Uma obra na ARCOlisboa 2018
Re Cordum. Voltar ao Coração 5 (2014) é uma obra do artista português Vasco Araújo, exposta na ARCOlisboa 2018, no stand da galeria Horrach Moya.
Cinco bustos africanos representam a voz coletiva de um continente esquecido, votado à insignificância pelo ocidente. No outro lado, afastada da turba negra, uma reprodução da Vénus de Milo olha de lado, altiva, na sua brancura – a arrogância do classicismo ocidental. É um diálogo que o artista propõe e o desmascaramento da cegueira antropológica europeia.
Mas esta é uma obra que se faz de esculturas e som. Aproximamo-nos e temos acesso às vozes que animam cada peça. O coro africano reza: “Nós somos a voz plural. Não há diferenças nas nossas palavras.” O olhar ocidental objetifica: “Mas as vossas peles não coincidem.” E diz ao que vem: “Estou à procura de um lugar.” Depois, o coro conclui: “O amor é uma história. Que se conta. E nós não temos história.”
Mediante esta composição essencial e o texto de José Maria Vieira Mendes, “Retrato”, Vasco Araújo coloca-nos na posição do colonizado, do indivíduo que não pode ser individual e está destinado (pelo ocidente, pelo homem, pela História) à subcondição humana.

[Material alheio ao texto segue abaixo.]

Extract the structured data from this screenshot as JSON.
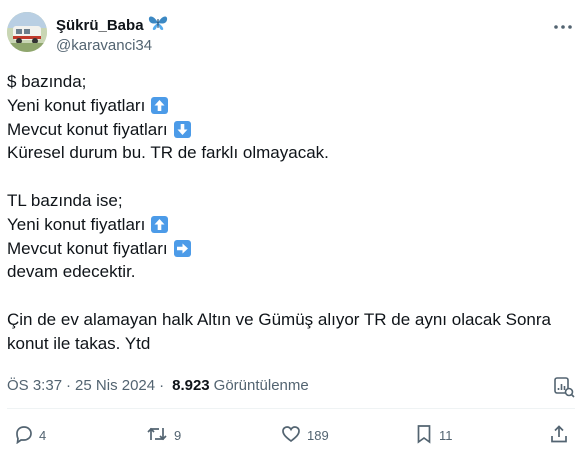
{
  "author": {
    "display_name": "Şükrü_Baba",
    "name_emoji": "butterfly",
    "handle": "@karavanci34"
  },
  "tweet": {
    "lines": [
      {
        "text": "$ bazında;",
        "icon": ""
      },
      {
        "text": "Yeni konut fiyatları",
        "icon": "up-arrow"
      },
      {
        "text": "Mevcut konut fiyatları",
        "icon": "down-arrow"
      },
      {
        "text": "Küresel durum bu. TR de farklı olmayacak.",
        "icon": ""
      },
      {
        "text": "",
        "icon": ""
      },
      {
        "text": "TL bazında ise;",
        "icon": ""
      },
      {
        "text": "Yeni konut fiyatları",
        "icon": "up-arrow"
      },
      {
        "text": "Mevcut konut fiyatları",
        "icon": "right-arrow"
      },
      {
        "text": "devam edecektir.",
        "icon": ""
      },
      {
        "text": "",
        "icon": ""
      },
      {
        "text": "Çin de ev alamayan halk Altın ve Gümüş alıyor TR de aynı olacak Sonra",
        "icon": ""
      },
      {
        "text": "konut ile takas. Ytd",
        "icon": ""
      }
    ]
  },
  "meta": {
    "time": "ÖS 3:37",
    "separator": "·",
    "date": "25 Nis 2024",
    "views_count": "8.923",
    "views_label": "Görüntülenme"
  },
  "actions": {
    "replies": "4",
    "reposts": "9",
    "likes": "189",
    "bookmarks": "11"
  },
  "colors": {
    "text": "#0f1419",
    "secondary": "#536471",
    "arrow_bg": "#4c9be8",
    "butterfly": "#3b88c3"
  }
}
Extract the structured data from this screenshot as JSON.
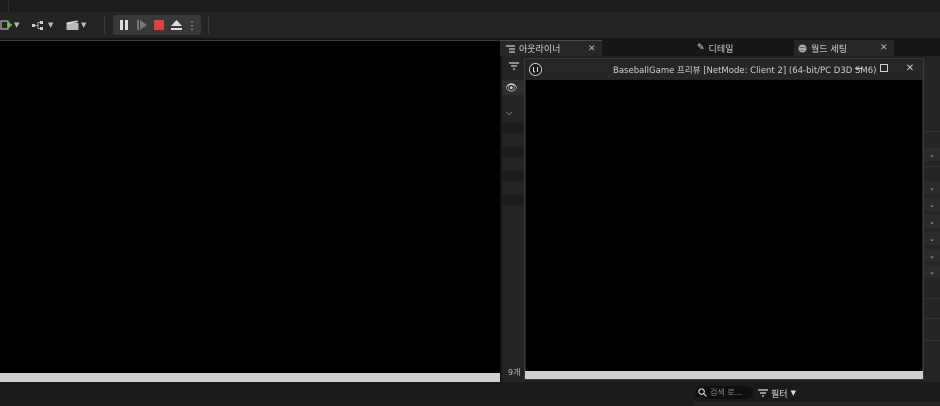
{
  "toolbar": {
    "add_icon": "add-plus-icon",
    "blueprint_icon": "blueprint-icon",
    "cinematics_icon": "clapperboard-icon",
    "play_controls": [
      "pause",
      "step",
      "stop",
      "eject",
      "more"
    ]
  },
  "tabs": {
    "outliner": "아웃라이너",
    "details": "디테일",
    "world_settings": "월드 세팅"
  },
  "outliner": {
    "count": "9개"
  },
  "preview": {
    "title": "BaseballGame 프리뷰 [NetMode: Client 2]  (64-bit/PC D3D SM6)",
    "app_icon": "unreal-logo-icon"
  },
  "content_browser": {
    "search_placeholder": "검색 로...",
    "filter_label": "필터"
  },
  "colors": {
    "stop_red": "#e04040",
    "viewport_bg": "#000000",
    "panel_bg": "#202020"
  }
}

Num país de colonizadores, cuja propriedade da palavra devia envergonhar-nos, Portugal debate agora e tardiamente a construção da sua História e revê um certo etnocentrismo imperial europeu que, por seu lado, o obriga a reposicionar-se ao lado de outras vozes globais. A história de um país opressor e violento deve ser expressa como tal, sem obliterar o outro deste discurso e, sobretudo, sem o rebaixar, apoucar, na sua existência individual e humana. Neste contexto, Re Cordum é uma obra fundamental que dá corpo à voz emudecida.